Allies squabble, local people decide

When whispers about sale or control reached Europe’s capitals, several NATO allies publicly defended Denmark’s sovereignty over Greenland, warning that heavy-handed pressure risked fraying alliance ties. Diplomatic talks followed between the U.S., Denmark and Greenland to “discuss how we can address American concerns about security in the Arctic while respecting the Kingdom’s red lines,” Copenhagen’s foreign ministry said.

A NATO official, speaking on condition of anonymity, told me: “Allies can disagree on tactics, but sovereignty and self-determination are bedrock. If you ignore them, you corrode trust. That matters for alliance cohesion.” Another analyst in Copenhagen added, “Greenland’s status is not simply a bilateral U.S.-Denmark issue. It raises questions about how democracies treat their territories and peoples when strategic interest picks up. It’s messy, and there’s a moral dimension here.”
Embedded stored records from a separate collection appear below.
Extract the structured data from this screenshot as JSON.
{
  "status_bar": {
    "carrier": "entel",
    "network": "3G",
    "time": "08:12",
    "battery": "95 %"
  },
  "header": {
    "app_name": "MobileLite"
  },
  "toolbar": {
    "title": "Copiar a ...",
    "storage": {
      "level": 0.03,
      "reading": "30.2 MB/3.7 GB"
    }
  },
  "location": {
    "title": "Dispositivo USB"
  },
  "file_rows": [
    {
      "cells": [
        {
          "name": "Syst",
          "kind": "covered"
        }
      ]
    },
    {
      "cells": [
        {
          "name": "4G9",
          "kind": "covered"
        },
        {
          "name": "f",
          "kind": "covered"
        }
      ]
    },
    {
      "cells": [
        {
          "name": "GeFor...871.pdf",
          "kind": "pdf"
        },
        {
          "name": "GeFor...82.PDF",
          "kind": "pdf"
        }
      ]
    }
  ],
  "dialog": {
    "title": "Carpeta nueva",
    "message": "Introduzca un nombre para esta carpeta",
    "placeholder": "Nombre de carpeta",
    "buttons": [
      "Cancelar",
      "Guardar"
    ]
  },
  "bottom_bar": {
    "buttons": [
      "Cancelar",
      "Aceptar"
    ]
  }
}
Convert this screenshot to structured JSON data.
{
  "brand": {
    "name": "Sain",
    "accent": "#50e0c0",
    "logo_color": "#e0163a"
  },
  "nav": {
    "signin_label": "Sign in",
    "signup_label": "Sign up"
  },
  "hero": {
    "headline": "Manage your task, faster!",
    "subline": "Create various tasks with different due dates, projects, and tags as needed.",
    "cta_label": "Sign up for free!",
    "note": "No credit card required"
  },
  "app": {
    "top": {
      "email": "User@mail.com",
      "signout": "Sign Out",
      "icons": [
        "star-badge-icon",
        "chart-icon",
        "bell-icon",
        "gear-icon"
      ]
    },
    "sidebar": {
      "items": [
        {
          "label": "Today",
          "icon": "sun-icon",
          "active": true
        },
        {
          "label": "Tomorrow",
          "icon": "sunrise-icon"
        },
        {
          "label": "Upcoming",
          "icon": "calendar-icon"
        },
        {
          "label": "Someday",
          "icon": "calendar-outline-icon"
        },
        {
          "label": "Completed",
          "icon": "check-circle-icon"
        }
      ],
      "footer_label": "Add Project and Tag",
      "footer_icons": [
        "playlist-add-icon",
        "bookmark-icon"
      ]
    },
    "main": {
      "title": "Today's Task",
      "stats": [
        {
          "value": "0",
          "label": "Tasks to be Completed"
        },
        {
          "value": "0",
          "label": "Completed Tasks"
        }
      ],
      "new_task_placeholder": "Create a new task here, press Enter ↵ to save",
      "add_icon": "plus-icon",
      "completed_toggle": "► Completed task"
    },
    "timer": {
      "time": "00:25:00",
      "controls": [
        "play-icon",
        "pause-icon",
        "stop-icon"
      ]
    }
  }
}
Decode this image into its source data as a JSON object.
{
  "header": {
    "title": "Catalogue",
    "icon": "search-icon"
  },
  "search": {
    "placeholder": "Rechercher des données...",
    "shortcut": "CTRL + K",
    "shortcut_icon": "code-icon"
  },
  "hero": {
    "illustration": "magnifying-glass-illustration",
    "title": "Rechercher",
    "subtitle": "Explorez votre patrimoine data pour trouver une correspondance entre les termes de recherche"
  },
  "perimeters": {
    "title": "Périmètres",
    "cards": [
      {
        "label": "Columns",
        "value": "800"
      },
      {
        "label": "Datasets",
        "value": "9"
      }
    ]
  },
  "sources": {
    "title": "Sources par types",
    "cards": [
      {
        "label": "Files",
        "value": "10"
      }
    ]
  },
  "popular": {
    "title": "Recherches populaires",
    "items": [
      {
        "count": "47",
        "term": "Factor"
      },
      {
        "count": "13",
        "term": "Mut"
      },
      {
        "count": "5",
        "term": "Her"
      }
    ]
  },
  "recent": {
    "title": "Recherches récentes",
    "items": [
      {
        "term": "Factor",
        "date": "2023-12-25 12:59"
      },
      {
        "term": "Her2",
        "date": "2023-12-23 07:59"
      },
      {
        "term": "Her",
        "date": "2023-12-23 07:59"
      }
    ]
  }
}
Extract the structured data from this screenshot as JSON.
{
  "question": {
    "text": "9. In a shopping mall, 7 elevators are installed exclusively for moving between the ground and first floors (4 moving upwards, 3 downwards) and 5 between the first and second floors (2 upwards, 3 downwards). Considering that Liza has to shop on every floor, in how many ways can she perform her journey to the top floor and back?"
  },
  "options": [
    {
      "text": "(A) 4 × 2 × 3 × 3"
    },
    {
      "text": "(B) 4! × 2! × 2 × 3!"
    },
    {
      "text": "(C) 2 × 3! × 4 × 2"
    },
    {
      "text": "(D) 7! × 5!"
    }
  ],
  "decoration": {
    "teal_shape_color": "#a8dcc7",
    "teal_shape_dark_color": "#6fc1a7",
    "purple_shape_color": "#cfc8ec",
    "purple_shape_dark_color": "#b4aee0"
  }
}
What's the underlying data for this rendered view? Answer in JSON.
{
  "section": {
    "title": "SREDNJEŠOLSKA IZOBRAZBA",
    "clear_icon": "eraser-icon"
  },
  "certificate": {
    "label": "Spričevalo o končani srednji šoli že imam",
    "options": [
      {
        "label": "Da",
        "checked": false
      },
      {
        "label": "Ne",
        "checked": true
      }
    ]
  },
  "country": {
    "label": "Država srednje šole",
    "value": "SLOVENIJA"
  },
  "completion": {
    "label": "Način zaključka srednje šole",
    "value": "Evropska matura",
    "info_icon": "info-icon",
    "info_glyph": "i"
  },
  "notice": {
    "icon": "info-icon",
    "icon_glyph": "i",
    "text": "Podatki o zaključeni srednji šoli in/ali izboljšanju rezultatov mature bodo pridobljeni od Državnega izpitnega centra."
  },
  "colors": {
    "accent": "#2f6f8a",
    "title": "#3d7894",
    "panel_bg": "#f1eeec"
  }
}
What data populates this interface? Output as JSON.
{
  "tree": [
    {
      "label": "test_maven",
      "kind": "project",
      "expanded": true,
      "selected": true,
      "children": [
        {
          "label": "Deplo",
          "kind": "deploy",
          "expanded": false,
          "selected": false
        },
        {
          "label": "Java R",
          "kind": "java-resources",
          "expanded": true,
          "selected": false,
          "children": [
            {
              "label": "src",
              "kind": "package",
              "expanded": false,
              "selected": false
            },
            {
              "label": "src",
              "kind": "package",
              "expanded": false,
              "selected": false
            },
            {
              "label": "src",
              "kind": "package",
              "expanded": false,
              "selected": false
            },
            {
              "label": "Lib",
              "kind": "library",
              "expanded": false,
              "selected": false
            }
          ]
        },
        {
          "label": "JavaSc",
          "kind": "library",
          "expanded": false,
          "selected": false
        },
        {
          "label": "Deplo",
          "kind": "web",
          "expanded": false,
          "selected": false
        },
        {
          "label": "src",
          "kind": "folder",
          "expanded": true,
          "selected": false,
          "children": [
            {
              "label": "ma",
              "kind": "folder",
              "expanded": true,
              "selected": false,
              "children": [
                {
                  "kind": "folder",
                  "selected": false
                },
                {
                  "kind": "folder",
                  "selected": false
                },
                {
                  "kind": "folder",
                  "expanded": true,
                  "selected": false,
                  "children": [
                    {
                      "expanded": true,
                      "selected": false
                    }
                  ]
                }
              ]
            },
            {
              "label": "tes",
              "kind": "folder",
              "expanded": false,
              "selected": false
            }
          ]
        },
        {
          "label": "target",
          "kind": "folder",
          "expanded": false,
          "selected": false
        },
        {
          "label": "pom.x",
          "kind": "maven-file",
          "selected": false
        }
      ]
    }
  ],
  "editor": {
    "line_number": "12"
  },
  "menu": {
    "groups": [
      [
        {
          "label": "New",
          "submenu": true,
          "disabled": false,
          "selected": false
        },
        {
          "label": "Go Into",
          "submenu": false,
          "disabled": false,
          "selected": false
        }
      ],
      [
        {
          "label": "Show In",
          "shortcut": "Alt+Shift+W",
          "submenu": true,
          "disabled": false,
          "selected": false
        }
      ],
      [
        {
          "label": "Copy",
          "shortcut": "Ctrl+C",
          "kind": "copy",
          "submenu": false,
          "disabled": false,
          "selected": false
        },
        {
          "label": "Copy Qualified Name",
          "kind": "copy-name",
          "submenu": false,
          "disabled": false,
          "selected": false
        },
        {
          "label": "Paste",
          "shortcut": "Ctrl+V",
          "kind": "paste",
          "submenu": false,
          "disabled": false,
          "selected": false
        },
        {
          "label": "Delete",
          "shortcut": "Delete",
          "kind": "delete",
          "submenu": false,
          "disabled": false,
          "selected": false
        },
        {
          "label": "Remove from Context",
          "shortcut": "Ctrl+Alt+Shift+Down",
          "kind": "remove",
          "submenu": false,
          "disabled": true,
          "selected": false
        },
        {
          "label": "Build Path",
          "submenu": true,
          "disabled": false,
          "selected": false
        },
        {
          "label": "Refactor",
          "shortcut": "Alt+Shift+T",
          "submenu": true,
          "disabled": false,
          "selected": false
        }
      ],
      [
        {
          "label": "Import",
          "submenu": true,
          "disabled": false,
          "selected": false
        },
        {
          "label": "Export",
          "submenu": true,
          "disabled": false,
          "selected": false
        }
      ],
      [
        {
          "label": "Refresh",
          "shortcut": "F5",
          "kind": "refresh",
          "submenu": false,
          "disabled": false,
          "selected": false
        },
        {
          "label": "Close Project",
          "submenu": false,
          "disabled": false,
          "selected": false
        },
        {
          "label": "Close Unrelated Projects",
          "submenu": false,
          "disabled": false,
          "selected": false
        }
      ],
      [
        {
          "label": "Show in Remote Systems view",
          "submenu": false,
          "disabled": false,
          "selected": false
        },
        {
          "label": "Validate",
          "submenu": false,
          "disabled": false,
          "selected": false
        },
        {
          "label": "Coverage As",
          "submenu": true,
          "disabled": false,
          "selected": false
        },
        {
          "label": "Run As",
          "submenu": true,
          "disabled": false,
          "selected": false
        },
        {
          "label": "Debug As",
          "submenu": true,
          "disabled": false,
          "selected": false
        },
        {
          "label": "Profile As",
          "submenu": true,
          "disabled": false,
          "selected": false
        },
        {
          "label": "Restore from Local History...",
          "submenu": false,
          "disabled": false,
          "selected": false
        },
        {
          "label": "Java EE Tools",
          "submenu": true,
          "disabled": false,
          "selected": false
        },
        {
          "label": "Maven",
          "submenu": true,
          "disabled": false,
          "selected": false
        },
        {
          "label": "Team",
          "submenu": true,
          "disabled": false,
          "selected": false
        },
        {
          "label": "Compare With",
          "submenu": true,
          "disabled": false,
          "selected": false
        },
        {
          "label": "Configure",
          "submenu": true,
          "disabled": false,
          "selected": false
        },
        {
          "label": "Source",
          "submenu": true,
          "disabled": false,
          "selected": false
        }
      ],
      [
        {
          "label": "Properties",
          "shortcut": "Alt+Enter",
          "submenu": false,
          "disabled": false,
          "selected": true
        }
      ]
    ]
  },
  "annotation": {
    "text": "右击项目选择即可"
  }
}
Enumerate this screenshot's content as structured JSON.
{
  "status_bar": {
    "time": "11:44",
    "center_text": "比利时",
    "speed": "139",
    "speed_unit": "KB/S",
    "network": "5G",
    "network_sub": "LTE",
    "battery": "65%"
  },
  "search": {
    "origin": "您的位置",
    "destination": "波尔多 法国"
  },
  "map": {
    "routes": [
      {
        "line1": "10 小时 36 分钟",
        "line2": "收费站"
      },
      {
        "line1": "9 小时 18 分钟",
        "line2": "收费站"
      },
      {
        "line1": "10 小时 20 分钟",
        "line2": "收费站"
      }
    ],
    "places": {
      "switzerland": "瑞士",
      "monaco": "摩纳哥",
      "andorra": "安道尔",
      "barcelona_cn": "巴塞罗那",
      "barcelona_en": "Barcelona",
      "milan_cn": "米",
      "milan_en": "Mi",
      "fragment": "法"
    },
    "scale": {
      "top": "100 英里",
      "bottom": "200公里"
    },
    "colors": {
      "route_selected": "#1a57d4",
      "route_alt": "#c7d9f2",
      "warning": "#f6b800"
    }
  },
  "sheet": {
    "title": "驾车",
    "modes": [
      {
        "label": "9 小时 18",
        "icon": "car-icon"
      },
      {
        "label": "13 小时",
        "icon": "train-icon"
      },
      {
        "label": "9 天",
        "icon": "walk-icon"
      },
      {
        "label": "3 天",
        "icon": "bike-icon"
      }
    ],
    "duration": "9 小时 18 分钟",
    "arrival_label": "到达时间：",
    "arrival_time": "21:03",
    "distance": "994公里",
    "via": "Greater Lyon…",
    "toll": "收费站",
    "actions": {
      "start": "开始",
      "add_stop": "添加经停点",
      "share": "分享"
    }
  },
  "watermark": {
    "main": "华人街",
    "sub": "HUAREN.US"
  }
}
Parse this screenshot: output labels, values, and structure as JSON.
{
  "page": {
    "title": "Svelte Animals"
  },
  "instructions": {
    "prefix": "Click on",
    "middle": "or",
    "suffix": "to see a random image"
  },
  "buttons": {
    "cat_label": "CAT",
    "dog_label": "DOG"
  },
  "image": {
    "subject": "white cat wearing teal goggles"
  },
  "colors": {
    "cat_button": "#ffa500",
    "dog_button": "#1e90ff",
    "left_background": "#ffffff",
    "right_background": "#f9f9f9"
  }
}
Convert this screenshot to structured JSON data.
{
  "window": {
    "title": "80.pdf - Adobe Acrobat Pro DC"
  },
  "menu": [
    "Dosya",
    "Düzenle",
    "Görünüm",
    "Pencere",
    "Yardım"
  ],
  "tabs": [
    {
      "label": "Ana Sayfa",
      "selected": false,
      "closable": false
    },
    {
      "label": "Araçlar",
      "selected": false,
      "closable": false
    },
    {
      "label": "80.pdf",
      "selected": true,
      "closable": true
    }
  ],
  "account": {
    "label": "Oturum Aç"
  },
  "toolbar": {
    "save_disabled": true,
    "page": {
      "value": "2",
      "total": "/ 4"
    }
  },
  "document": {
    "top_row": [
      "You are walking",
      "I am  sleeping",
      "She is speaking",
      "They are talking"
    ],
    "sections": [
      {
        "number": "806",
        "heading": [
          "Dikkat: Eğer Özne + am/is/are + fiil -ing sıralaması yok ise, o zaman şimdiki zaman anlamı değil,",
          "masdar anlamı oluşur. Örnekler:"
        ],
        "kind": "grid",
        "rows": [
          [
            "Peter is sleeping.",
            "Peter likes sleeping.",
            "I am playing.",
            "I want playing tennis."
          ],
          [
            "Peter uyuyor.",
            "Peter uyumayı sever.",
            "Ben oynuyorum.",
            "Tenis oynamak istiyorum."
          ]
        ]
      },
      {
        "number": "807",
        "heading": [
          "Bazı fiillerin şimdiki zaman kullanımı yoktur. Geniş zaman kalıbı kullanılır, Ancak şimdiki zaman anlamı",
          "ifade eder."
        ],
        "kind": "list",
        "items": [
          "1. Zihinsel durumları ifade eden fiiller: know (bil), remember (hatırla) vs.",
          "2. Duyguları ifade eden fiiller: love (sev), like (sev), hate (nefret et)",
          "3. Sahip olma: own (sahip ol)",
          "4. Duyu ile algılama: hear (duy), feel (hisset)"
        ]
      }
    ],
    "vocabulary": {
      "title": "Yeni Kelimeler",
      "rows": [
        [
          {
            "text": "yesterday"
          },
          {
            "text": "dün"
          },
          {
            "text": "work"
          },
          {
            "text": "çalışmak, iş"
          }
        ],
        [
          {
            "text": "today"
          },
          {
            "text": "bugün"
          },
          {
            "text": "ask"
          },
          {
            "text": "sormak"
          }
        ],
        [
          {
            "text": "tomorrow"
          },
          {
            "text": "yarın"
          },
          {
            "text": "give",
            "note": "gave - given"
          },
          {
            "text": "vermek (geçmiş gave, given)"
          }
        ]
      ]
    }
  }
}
Voices from the waterfront

On the docks a young fisherman named Anders shrugged at the talk of geopolitics. “I care about my nets and the weather,” he said. “But if a country says we must be part of them, as a child I’m raised to think there are options. We chose to be part of the Kingdom of Denmark, and many here would prefer that. But choice must be real, not coerced.”

Others worry about future jobs. A 2018 estimate by Greenland’s statistics authority placed the annual block grant from Denmark — the subsidy that helps run the government — in the ballpark of several hundred million dollars (roughly 3.6–3.8 billion DKK). Any change in sovereignty or major foreign-led extraction projects would alter economic dynamics profoundly.

Global trends reflected in a tiny community

Greenland’s predicament is not isolated. Across the globe, smaller communities find themselves bargaining chips in great-power competition: Pacific islands negotiating infrastructure with competing donors; mineral-rich regions in Africa courted by multinational corporations and states. The Arctic, warming twice as fast as the global average, amplifies these pressures.

Ask yourself: what does sovereignty mean in a world of transnational threats and transboundary climate impacts? How do we balance the legitimate security concerns of states with the rights and mental well-being of local populations? These are not abstract questions. They shape whether a child in Nuuk sleeps through the night or wakes fearful of the future.

Where do we go from here?

For now, Greenland’s leadership and Denmark have been steady partners, saying they will defend the islanders’ choices. Prime Minister Nielsen has reiterated that Greenlanders would choose Denmark over being governed from abroad if forced to choose — a statement revealing both attachment and the fraught continuum between autonomy and dependency.

Practical steps exist: transparent consultations, legal guarantees of land and cultural rights, and regional security frameworks that include Arctic peoples at the table, not at the margins. Experts suggest multilateral mechanisms for Arctic governance could be strengthened to reduce the temptation of unilateral moves.

  • Greenland area: approximately 2.166 million km².

  • Population: roughly 56,000, majority Inuit.

  • Key U.S. presence: Thule Air Base, in operation since 1951.

  • Annual Danish block grant: around 3.6–3.8 billion DKK (estimates vary by year).

Closing thought

Walking back from the harbour, an older woman paused to look at the sky. “This place remembers,” she said. “The ice remembers the shape of our boats. The land remembers our names. We are not a map to be redrawn for convenience.” Her words lingered like the aurora’s afterglow.

It is tempting to see Greenland merely as a chess square on a map of global rivalry. But the island pushes back: it asks to be seen as a community with histories, attachments, and rights. If the world hopes to govern the Arctic wisely, it must begin there — with listening, with respect, and with policies that put people before geostrategic expedience. Will Western powers learn that lesson? The answer will shape more than Arctic policy: it will tell us whether the 21st century can reconcile strategic necessity with human dignity.